In 2005, Canadian sex researcher Sandra Byers published a paper in the Journal of Sex Research that examined sexual and relationship satisfaction longitudinally. After measuring sexual and relationship satisfaction in a sample of 87 people twice over the course of 18 months, Byers concluded that more complex models are necessary (e.g.: longer time period, more measurement points, larger sample, dyadic sample) to examine this complex relationship but that sexual and relationship satisfaction do change concurrently.
In 2002, Sprecher published a study that used couples, and found that as one satisfaction increased so did the other, and vice versa, but did not solve the directionality issue. Also, most of this research has been conducted in heterosexual samples, certainly limiting the generalizability of the results.

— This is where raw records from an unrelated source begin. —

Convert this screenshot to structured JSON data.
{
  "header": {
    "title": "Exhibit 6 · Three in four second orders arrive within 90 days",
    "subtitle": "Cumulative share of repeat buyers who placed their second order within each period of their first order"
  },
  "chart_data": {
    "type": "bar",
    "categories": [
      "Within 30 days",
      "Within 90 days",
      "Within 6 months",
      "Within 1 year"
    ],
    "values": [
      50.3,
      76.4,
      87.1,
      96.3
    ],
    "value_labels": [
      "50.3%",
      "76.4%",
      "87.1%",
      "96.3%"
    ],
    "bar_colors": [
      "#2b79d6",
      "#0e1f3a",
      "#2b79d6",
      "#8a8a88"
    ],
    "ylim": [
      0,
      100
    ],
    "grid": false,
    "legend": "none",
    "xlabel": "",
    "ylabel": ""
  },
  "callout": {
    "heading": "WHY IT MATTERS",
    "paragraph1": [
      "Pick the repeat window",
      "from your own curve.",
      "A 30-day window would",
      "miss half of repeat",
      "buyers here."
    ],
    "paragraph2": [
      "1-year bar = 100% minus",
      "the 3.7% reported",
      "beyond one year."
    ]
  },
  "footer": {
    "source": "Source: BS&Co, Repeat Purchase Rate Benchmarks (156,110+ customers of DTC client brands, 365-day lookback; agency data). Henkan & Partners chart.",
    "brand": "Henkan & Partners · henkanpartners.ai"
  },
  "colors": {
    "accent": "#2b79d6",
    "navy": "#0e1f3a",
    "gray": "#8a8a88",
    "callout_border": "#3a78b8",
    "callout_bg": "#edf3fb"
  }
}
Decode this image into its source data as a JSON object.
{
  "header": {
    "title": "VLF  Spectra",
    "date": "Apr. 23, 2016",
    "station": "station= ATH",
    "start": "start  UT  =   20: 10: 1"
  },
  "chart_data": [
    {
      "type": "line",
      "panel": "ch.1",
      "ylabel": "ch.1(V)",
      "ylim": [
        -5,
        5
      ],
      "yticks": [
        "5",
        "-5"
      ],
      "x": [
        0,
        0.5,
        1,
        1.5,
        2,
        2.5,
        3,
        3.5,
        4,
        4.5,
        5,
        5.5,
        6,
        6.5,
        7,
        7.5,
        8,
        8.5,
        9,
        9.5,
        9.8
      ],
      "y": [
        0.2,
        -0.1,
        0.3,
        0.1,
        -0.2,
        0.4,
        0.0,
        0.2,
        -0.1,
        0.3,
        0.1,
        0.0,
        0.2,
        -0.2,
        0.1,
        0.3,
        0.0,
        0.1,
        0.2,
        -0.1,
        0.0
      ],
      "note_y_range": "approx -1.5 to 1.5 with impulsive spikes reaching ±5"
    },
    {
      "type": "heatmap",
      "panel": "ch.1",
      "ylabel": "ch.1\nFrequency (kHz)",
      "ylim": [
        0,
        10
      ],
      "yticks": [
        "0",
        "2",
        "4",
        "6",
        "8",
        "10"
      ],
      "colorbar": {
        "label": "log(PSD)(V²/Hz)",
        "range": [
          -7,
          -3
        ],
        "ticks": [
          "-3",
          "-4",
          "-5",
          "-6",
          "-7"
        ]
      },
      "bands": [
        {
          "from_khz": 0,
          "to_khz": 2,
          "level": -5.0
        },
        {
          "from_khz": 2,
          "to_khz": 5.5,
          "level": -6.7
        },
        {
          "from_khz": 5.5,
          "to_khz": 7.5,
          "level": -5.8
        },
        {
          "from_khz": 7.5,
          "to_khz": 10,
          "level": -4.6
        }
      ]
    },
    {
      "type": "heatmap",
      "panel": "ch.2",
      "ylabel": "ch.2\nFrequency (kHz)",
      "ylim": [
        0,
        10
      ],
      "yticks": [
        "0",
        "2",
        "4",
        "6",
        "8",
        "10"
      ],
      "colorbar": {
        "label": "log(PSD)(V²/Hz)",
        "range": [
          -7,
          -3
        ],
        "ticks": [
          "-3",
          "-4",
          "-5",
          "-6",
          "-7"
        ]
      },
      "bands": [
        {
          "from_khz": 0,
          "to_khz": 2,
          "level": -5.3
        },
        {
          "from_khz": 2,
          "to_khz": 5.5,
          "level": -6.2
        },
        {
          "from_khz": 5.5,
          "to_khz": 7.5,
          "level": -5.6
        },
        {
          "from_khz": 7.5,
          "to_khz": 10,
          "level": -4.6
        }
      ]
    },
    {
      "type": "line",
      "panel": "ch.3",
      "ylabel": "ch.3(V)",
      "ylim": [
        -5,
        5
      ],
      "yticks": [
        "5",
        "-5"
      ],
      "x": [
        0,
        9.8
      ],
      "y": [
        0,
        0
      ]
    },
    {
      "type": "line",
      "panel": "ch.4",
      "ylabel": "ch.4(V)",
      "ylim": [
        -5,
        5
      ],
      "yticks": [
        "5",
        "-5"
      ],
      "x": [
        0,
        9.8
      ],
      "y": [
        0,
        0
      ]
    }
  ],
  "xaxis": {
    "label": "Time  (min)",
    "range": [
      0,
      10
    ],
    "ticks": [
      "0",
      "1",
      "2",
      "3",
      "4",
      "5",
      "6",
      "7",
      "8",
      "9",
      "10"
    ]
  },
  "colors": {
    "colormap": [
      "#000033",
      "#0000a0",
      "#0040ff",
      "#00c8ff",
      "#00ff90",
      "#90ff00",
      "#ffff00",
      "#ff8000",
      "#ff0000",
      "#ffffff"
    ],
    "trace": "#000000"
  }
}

There are entire books and theoretical frameworks based upon sexual and relationship satisfaction being interconnected. Constructing the Sexual Crucible is a book that was written by Schnarch years ago (1991) and discusses how to apply this concept to couples therapy. Sex therapists often use this framework by using the sexual context as a window into the relationship functioning.
The Separation of Sex from Relationships
Although all of this research supports that sexual and relationship satisfaction are heavily intertwined, what about those people who are able to separate their sexual experiences from their relationship contexts?
For some, sex is not a big deal, and it is way more about being in tune with your partner relationally. For others, their preference is to have sex without a relationship. Different dynamics work well for different people.
One thing is clear, sexual and relationship satisfaction are intertwined, and the way they function together seems to be incredibly complex and perhaps context dependent.